20 décembre 2015
Kurt Masur, un héraut germanique disparait

Kurt_masur

Sur France Musique ce samedi soir, l’on pouvait entendre la scène finale d’Ariadne auf Naxos s’épanouir dans l’opulente orchestration de Richard Strauss, sans aucun effet d’emphase. Un programmation spéciale en place de l’habituelle retransmission de soirée lyrique présentée par Jérémie Rousseau, pour rendre hommage à Kurt Masur, disparu samedi 19 décembre à Grennwich, aux Etats-Unis. Et l’occasion de réentendre dans cet enregistrement le Gewandhaus de Leipzig et la puissance de Jessye Norman en Ariane mêlée à l’éclat du Bacchus de Paul Frey, tandis que l’on entend les derniers pas furtifs de la brillante Zerbinette d’Edita Gruberova glisser vers les coulisses.

Une autorité musicale

Du haut de sa stature imposante et de son geste mesuré, sinon économe, Kurt Masur compte parmi les légendes de la baguette. Né en Haute-Silésie, région désormais terre polonaise, il fait ses études à Leipzig, dont il dirigera l’orchestre – l’un des meilleurs au monde –  à partir de 1970, après être passé par Dresde et Berlin. C’est d’ailleurs lui qui fut l’initiateur de la nouvelle salle du Gewandhaus, inaugurée 1981, et dont la fonctionnalité de l’architecture extérieure protège une acoustique exceptionnelle, où s’épanouit l’identité éminemment germanique de la phalange saxonne. Figure incontournable de la vie est-allemande de ces années de guerre froide finissante, il fut l’un des acteurs clefs de la révolution pacifique de 1989, appelant la population à garder le calme, et accueillant « presque en chef d’état », pour reprendre les mots du commentateur radiophonique de ce samedi soir, François Mitterrand dans Leipzig libérée.

Années parisiennes

En 1991, il succède à Zubin Mehta au Lincoln Center, à la tête du New York Philharmonic, jusqu’en 2002, année où il prend les rênes de l’Orchestre national de France – l’un des deux orchestres de  Radio France avec le Philharmonique – dont il contribue à asseoir la réputation dans le grand répertoire symphonique, héritage qu’a continué Daniele Gatti à partir de 2008. Un soir d’avril 2012, il chute de son pupitre au Théâtre des Champs Elysées au milieu du troisième mouvement de la Pathétique de Tchaïkowski.
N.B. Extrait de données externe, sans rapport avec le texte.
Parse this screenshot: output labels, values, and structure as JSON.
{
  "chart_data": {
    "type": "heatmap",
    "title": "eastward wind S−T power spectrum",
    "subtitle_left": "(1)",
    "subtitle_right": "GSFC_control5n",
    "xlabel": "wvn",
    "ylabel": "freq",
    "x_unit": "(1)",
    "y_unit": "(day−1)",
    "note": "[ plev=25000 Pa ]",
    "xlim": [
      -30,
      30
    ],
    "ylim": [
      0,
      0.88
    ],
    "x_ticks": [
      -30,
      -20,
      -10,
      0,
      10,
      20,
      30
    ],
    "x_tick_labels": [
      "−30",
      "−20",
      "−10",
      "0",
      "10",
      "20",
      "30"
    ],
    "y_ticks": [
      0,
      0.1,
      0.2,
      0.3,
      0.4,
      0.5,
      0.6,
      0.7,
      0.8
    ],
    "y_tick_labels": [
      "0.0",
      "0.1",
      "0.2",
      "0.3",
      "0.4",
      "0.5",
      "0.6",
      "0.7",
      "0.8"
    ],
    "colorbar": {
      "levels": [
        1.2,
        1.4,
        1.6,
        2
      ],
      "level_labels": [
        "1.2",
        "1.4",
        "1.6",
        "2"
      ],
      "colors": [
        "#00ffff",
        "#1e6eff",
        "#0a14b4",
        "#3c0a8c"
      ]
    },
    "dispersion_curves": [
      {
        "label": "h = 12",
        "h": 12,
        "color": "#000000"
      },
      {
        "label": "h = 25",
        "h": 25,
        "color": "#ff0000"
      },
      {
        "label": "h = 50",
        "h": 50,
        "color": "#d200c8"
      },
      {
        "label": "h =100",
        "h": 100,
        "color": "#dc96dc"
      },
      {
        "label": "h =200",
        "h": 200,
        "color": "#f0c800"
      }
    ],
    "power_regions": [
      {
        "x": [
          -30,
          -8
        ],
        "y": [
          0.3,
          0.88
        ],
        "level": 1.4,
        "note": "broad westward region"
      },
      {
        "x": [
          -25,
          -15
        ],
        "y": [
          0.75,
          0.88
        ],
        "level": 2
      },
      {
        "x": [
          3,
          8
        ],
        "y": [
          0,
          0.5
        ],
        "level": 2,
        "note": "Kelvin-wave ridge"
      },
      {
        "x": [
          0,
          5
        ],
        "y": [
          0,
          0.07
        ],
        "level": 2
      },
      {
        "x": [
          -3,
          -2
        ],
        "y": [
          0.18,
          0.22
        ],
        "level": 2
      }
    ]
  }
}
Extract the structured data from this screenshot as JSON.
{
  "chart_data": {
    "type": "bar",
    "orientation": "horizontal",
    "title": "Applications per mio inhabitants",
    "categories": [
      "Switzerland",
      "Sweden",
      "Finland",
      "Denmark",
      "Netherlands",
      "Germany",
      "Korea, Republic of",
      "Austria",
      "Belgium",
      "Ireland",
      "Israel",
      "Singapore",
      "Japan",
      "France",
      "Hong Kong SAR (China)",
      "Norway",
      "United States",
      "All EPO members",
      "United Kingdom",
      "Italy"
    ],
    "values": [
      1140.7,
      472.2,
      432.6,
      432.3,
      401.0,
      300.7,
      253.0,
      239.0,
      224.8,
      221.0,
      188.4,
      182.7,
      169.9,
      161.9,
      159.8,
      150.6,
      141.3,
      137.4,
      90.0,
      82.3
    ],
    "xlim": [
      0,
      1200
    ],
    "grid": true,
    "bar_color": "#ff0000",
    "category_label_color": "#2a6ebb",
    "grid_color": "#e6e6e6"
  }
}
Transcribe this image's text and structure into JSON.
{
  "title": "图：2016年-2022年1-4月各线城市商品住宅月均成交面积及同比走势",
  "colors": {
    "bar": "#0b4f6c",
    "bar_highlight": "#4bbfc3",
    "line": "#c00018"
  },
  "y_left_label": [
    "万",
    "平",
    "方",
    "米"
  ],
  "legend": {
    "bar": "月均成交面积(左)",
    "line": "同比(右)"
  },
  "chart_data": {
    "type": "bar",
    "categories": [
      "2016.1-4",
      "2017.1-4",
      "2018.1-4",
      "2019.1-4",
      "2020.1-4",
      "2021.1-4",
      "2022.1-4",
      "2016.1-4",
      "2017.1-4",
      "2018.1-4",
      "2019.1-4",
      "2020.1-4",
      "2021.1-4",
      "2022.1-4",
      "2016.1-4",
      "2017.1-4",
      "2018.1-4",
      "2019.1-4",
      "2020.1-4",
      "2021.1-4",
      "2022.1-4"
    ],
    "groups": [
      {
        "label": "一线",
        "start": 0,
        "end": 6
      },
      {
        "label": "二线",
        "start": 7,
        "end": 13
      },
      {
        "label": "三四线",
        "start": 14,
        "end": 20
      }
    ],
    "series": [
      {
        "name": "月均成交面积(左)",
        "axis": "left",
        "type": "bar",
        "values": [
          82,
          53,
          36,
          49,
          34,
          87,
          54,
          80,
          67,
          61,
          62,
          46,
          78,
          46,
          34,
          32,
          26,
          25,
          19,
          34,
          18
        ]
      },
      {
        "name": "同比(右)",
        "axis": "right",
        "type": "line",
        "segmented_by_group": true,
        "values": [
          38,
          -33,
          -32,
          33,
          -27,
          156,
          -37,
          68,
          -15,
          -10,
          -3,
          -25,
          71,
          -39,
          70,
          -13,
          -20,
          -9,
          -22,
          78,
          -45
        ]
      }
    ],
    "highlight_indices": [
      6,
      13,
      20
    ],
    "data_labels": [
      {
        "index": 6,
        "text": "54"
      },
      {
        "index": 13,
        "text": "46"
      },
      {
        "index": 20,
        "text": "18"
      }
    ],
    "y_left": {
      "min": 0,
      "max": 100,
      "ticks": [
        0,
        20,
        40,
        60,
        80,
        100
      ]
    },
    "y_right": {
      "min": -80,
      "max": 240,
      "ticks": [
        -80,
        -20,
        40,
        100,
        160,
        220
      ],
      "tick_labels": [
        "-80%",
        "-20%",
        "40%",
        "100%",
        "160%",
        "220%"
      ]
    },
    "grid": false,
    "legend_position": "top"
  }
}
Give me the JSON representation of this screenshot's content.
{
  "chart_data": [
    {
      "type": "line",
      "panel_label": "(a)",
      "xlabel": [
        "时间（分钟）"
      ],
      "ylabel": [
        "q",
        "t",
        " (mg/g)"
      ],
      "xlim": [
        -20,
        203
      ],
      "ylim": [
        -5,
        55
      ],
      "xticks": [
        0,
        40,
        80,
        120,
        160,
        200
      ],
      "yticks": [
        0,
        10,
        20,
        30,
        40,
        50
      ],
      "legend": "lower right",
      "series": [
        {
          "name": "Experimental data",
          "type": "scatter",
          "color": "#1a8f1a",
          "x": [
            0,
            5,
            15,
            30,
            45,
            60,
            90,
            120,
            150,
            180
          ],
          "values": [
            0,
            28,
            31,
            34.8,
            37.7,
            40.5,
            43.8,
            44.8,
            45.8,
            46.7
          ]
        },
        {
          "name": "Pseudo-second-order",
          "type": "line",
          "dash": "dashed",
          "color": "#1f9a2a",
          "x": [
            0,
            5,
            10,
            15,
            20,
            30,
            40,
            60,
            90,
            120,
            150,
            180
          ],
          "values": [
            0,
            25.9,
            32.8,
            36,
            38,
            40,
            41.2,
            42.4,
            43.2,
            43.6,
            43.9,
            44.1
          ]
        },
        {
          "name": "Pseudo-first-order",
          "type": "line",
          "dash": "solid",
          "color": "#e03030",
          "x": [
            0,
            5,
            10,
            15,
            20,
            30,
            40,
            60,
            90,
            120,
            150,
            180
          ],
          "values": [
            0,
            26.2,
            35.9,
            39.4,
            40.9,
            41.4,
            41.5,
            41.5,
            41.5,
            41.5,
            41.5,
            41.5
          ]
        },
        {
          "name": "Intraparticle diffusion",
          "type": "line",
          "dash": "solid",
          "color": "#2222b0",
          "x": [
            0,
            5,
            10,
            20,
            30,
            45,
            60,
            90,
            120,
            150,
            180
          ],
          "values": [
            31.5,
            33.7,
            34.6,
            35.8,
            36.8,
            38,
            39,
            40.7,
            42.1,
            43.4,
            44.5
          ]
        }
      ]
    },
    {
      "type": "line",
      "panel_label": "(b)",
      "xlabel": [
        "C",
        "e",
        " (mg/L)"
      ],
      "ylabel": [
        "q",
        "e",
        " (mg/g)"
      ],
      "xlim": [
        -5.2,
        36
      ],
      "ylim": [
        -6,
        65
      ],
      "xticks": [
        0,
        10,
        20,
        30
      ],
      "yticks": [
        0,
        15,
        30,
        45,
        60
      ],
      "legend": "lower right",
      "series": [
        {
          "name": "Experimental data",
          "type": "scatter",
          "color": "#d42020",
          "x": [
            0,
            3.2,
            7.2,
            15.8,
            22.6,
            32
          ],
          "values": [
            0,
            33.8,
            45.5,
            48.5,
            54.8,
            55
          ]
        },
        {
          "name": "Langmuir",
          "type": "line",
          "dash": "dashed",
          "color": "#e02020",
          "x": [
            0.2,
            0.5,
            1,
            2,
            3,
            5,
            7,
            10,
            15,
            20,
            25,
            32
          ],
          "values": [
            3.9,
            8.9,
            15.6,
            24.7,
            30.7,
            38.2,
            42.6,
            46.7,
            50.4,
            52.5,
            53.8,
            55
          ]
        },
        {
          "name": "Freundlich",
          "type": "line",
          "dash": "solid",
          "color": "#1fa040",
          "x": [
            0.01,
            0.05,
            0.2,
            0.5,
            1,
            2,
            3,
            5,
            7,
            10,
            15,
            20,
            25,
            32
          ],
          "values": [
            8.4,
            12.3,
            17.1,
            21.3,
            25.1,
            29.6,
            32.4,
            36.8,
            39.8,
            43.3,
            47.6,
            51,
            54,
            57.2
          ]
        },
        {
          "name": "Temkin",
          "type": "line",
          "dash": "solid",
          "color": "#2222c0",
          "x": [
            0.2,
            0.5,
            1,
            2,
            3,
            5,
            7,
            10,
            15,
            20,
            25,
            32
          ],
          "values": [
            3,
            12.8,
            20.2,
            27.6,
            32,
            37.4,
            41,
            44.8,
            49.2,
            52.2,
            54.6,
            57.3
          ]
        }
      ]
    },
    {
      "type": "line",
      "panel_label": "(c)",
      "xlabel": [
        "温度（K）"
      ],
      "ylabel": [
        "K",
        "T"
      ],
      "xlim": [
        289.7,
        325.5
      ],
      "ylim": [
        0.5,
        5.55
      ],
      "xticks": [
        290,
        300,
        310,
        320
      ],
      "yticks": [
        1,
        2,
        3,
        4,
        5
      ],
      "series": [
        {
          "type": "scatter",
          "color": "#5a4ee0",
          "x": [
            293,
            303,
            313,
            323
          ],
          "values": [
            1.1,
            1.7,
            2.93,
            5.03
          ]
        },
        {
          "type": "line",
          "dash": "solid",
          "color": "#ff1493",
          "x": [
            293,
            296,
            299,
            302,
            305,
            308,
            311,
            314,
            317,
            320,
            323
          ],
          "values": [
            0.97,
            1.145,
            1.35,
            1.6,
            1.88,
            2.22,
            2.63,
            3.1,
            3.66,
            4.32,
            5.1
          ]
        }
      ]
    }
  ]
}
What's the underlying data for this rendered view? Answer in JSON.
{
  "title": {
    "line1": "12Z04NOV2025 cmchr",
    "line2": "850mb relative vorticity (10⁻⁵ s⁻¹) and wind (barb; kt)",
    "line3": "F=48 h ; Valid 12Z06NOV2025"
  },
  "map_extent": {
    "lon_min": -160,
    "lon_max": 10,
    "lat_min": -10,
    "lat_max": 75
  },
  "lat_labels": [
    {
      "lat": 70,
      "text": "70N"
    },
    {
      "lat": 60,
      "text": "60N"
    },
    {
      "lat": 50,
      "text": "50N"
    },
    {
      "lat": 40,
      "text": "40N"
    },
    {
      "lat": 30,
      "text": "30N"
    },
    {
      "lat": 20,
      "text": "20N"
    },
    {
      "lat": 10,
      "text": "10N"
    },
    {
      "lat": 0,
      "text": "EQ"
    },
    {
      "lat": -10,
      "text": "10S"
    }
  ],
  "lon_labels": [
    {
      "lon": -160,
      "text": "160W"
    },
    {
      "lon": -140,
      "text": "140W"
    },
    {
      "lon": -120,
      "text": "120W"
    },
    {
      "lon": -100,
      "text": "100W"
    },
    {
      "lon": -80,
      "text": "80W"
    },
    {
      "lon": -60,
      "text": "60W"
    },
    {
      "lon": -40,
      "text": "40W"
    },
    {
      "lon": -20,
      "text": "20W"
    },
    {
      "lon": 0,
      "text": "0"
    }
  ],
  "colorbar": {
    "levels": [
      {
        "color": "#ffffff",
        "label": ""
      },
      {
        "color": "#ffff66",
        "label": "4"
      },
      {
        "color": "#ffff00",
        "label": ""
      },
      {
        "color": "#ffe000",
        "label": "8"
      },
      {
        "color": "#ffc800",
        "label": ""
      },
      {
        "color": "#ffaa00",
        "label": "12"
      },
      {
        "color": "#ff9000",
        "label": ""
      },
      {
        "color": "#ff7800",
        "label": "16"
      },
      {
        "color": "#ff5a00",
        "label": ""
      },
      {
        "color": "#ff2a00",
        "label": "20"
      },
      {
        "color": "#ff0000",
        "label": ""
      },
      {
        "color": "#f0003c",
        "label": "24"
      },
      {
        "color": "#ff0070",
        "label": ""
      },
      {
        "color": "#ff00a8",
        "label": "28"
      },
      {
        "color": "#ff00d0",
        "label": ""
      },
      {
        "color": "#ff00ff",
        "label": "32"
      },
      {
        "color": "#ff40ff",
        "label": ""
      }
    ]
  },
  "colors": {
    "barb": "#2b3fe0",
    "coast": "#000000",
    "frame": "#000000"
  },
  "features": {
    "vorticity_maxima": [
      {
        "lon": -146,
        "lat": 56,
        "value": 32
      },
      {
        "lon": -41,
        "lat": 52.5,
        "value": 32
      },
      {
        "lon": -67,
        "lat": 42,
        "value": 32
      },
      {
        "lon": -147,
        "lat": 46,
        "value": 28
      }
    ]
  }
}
L’incident, retentissant, car le concert est retransmis en direct, ne sera que d’une gravité limitée pour le chef, mais signe le déclin d’un homme atteint par la maladie de Parkinson, et dont les apparitions sur le podium se sont alors raréfiées.

La densité sonore, aisément reconnaissable de sa direction, reste gravée dans des enregistrements qui figurent souvent parmi les valeurs sûres, sinon de référence, de la discographie. Ce témoin de la fine fleur de la tradition germanique concertera désormais avec l’éternité.